Vu d’Afrique : A Malte, l’Europe tente d’acheter la fin des migrations

Conclusion du sommet de Malte : l’Europe veut stimuler le développement de l’Afrique pour décourager la migration.

Une idée logique si elle n’était pas couplée à une analyse superficielle des moteurs de l’émigration, jugent les médias africains.

“Submergée par les flux migratoires, l’Europe tente de s’en dépêtrer comme d’une nasse dans laquelle elle s’est elle-même enfermée, raille Liberté-Algérie dans son éditorial. Les Etats membres de l’UE multiplient les rencontres et… les trouvailles.”

La dernière en date : le sommet Europe-Afrique qui s’est tenu à Malte les 11 et 12 novembre. Il s’est conclu sur la promesse d’une aide au développement de 3,6 milliards d’euros pour l’Afrique, en échange, notamment, d’une aide au rapatriement de migrants irréguliers et d’un renforcement des capacités de “réadmission” des personnes expulsées dans leur pays d’origine.  

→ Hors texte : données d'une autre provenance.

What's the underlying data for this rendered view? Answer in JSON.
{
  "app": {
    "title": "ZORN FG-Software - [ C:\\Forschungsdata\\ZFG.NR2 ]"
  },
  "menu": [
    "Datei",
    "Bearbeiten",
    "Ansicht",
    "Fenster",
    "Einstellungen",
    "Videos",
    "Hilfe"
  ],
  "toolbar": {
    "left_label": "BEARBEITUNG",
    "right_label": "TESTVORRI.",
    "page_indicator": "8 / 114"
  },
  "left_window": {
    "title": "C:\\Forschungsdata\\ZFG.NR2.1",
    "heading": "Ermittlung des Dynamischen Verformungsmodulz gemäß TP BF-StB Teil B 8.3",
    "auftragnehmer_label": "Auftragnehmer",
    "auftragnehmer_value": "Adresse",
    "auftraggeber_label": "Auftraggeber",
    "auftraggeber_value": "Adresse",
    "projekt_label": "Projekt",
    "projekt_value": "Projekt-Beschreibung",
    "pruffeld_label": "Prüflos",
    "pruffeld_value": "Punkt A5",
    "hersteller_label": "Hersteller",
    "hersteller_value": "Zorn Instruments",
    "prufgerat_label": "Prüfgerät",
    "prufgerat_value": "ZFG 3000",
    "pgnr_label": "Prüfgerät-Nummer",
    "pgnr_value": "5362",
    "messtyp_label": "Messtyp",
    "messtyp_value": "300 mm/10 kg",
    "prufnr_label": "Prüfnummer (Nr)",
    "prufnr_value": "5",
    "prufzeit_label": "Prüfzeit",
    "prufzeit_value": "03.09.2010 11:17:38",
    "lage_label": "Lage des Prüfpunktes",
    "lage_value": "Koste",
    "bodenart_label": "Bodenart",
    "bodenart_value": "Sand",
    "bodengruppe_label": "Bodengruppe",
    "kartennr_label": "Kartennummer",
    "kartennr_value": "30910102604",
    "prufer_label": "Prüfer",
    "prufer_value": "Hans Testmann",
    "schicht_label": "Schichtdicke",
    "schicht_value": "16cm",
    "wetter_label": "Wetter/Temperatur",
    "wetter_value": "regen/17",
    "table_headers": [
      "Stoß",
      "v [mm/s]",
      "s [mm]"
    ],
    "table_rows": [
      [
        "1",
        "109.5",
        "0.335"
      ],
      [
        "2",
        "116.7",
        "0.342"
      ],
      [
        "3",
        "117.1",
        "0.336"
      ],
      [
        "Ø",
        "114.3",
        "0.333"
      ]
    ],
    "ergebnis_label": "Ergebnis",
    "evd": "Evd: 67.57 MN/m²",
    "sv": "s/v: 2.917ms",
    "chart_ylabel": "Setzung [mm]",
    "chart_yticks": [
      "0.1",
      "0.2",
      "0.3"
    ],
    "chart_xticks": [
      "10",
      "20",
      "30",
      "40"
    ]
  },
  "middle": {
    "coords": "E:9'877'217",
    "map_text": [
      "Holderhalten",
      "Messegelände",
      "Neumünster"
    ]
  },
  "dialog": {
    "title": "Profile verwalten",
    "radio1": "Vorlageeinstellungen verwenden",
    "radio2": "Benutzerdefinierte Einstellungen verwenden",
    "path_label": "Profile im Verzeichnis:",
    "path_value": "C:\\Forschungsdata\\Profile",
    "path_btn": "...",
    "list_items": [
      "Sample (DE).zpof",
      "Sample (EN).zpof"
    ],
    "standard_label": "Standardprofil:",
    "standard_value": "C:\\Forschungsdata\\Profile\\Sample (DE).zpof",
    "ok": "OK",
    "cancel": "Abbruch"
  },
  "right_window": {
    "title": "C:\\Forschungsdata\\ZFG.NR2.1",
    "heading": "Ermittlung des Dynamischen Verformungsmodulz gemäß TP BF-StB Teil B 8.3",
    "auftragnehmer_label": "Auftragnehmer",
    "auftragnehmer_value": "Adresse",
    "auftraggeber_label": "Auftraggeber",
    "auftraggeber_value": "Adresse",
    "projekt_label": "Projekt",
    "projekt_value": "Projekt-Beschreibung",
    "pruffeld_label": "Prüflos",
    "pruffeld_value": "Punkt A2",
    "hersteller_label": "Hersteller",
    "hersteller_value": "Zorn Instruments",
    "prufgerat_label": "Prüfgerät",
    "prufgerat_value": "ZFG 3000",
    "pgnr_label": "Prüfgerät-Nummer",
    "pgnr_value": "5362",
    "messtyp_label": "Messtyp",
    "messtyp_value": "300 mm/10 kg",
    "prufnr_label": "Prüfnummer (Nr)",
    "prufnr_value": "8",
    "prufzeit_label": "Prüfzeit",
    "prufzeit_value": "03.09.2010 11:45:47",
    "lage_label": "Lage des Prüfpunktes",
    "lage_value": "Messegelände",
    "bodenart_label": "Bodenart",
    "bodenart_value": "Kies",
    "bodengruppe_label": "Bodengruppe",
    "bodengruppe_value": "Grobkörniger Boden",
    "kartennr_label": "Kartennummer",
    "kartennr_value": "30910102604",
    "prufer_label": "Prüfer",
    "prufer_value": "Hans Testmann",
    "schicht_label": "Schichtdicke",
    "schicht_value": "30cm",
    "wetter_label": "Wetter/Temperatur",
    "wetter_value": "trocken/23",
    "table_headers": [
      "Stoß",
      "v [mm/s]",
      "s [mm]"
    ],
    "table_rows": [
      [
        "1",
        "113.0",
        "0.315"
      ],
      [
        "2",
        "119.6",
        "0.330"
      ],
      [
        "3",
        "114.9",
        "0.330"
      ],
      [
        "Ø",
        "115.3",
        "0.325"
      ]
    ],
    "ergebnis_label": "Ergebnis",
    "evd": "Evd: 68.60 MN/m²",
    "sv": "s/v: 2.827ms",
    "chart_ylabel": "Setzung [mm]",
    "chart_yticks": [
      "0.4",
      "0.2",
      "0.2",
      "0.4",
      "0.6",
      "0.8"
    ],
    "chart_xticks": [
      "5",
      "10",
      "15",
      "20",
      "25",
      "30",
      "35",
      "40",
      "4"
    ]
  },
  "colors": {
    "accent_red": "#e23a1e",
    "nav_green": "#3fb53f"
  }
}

Stimuler le développement pour décourager les migrations, le remède n’est pas nouveau, mais de nombreux médias africains craignent qu’il soit peu efficace s’il accompagne un diagnostic trop superficiel de la situation.

C’est aussi l’avis de plusieurs leaders africains, dont le Sénégalais Macky Sall et le Nigérien Mahamadou Issoufou, qui ont clairement affiché leur scepticisme. Une position critique que salue le quotidien burkinabé Le Pays, ravi d’observer que, malgré l’attrait que constituent les fonds de l’UE, ces dirigeants n’aient “pas fait dans la dentelle pour dénoncer l’iniquité et le caractère inapproprié des solutions préconisées par les Européens”. Mais surtout qu’ils aient replacé la question migratoire et la recherche de solutions dans leur contexte historique, économique et politique.  

Les conditions de la paupérisation

D’un point de vue historique, d’abord, Le Pays rappelle que “les groupes humains, depuis l’aube de l’humanité, ont essaimé à travers la planète” et que, dans l’histoire récente, “les plus grands mouvements migratoires ont été le fait des Européens et se sont soldés par la colonisation de l’Afrique et de l’Amérique pour ne citer que ces deux continents”. En outre, “la présence africaine en Europe, à l’origine, n’est pas volontaire” et elle a largement contribué au développement de l’économie européenne.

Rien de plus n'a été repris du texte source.